I got back to the dogs. "Now, tell me this: If dogs are going to heaven, do they know it? And does that knowledge change them?"

"All I know is that since I blessed my dog, I've haven't noticed any change in his behavior."

"One more thing," I said. "How about goats, pigs and serpents? Heavenbound, hellbound, or just plain old worm food?" Bob didn't want to commit on that one. "I'm not going to say that they won't get into heaven," he said.

Well, sure. That's a call best left to the Higher-ups. Bob does more than his share of uplifting the critters here on earth. If any animals have a head-start on heaven, they've got to be Bob's pre-blessed animals.

Bob did offer that he thought heaven would be a better place with dogs in it. Good dogs, anyway. I must agree. If I make it to heaven, I would very much enjoy visits from Nuisance, Daisy, Josh and Gracie. I would also enjoy flopping down supine in a heavenly green pasture, beside some still water, and letting Gracie's litter of 14 broken-tailed Basset pups climb all over me. Assuming wife Brenda is in heaven with me (and it sure ain't heaven if she's not), I'm sure she'll hang out with T.J. and Fluff.

But just to sample the other end of the stick: If Brenda and I arrive yoked in the afterlife, and we see Stan - our stinky, psychotic former dog, just one vowel away from Satan - we'll know for sure we're in hell. We'll just have to hunker down for an eternity of Stan's hideous farting, while Vegas Elvis sings Battle Hymn of the Republic, and special guest Karen Carpenter pounds out Wipe Out on the drums.

I talked to a lot of friends about this pets-in-heaven thing, and they were near unanimous in believing that heaven has to include good dogs. But what about the cats? From my informal polling, it looks like people just don't see cats in heaven. I didn't trust my mini-poll, though, so I investigated further.

First, I searched the Internet and found out that you can buy plenty of angel-dog Christmas tree ornaments - assorted breeds, with all manner of wings, halos and fancy robes. But just try to find a cat-angel tree ornament. They're not out there, bubba.
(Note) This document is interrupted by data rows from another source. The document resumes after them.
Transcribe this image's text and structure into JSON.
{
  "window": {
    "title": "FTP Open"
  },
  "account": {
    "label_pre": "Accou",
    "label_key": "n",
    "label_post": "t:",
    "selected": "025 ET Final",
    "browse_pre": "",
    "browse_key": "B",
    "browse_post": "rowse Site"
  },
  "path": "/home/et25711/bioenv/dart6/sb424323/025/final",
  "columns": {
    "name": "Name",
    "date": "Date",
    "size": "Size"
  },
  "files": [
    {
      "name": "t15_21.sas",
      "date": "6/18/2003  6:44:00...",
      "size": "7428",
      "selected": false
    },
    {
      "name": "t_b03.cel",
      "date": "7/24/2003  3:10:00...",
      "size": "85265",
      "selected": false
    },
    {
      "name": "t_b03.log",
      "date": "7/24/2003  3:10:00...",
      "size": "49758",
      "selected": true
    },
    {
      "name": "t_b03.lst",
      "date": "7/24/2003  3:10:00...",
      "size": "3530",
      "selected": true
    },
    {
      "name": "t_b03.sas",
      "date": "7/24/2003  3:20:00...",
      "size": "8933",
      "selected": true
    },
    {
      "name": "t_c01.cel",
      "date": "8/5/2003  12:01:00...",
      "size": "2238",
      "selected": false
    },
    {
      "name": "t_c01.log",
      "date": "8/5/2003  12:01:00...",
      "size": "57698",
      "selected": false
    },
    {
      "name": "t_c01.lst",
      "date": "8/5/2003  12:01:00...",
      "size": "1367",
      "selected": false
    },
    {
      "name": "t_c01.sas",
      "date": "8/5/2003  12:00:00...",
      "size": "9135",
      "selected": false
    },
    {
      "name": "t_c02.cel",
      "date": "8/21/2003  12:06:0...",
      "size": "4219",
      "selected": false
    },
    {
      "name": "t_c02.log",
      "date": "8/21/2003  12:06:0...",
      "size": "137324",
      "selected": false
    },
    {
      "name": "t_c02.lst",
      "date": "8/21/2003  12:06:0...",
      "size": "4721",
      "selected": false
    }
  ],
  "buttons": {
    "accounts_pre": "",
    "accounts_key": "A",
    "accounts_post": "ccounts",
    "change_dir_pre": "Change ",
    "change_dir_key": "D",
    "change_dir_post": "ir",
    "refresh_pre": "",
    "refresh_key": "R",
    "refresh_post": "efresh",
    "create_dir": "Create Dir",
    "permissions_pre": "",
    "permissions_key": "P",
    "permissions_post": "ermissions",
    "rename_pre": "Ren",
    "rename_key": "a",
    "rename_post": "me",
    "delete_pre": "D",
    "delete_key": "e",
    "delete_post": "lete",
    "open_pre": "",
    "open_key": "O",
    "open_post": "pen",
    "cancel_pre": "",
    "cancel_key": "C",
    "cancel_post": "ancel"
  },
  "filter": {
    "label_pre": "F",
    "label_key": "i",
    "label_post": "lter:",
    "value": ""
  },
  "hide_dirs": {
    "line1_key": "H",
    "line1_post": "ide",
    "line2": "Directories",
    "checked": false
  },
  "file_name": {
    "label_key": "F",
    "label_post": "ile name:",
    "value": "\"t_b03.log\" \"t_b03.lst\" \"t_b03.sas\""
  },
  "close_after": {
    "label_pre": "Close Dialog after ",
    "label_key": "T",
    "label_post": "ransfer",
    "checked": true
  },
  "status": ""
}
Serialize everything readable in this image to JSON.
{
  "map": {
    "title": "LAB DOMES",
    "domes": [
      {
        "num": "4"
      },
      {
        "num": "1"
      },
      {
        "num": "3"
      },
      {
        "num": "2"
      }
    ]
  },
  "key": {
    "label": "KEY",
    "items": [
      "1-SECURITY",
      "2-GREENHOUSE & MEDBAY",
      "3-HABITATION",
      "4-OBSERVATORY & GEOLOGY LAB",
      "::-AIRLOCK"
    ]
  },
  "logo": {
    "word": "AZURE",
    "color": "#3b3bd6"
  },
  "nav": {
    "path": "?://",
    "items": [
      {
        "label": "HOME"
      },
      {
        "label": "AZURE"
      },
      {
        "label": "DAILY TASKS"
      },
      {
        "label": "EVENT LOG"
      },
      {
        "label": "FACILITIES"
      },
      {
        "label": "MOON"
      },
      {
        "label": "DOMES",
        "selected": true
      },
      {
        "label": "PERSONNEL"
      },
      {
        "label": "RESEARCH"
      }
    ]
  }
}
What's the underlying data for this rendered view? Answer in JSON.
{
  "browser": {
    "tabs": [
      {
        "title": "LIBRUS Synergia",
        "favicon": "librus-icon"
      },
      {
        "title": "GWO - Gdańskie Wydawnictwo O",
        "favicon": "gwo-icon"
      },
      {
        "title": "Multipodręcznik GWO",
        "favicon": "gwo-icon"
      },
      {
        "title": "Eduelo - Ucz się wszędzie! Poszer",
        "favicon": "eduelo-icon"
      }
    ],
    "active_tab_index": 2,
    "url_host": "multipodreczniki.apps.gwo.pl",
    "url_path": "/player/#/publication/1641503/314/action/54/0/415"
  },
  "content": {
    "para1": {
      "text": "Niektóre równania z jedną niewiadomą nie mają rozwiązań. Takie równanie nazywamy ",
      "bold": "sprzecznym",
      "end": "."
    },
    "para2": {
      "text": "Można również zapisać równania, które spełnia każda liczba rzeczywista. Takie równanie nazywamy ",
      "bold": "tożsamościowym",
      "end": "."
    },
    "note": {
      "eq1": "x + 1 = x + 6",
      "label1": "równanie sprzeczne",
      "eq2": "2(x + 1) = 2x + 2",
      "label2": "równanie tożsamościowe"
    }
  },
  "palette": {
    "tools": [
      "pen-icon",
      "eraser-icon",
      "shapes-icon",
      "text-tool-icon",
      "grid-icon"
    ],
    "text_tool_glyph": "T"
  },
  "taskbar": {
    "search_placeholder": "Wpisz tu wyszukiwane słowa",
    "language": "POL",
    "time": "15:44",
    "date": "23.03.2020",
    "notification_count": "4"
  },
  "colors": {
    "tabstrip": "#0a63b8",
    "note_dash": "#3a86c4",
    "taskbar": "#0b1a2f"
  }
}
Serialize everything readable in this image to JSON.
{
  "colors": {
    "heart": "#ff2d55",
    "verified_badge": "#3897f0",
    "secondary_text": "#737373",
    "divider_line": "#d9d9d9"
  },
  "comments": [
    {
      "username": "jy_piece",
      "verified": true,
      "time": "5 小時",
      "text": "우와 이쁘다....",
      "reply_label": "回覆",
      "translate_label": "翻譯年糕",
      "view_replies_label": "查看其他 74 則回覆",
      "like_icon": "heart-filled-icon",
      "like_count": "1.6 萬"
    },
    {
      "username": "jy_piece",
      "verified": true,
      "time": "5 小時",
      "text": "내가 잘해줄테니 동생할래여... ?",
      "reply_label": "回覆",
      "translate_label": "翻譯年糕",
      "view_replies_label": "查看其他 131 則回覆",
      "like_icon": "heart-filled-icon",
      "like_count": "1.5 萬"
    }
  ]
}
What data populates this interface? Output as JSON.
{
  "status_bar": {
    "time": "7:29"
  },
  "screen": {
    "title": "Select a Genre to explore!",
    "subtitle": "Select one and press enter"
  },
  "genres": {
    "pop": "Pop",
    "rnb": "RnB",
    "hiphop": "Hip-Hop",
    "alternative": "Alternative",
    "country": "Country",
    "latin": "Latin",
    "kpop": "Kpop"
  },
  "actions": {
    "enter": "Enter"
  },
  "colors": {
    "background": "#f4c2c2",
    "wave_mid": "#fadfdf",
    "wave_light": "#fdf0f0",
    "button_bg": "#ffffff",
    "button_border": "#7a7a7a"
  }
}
I decided maybe my polling was too heavily weighted with dog-loving Southerners. The ABC/Beliefnet poll said that Northeasterners are most likely to believe in heavenbound pets. So I checked with one of my Yankee friends, Pete, up in New Jersey. He is a strong supporter of dogs in heaven, but he also offered this, which he heard from the lips of a five-year-old: "Bad cats go to dog heaven."

Well, there you go. Straight from the unpolluted mind of a child. Good dogs go to dog heaven, where they chase bad cats. When they get tired of that, the dogs go visit their friends in human heaven.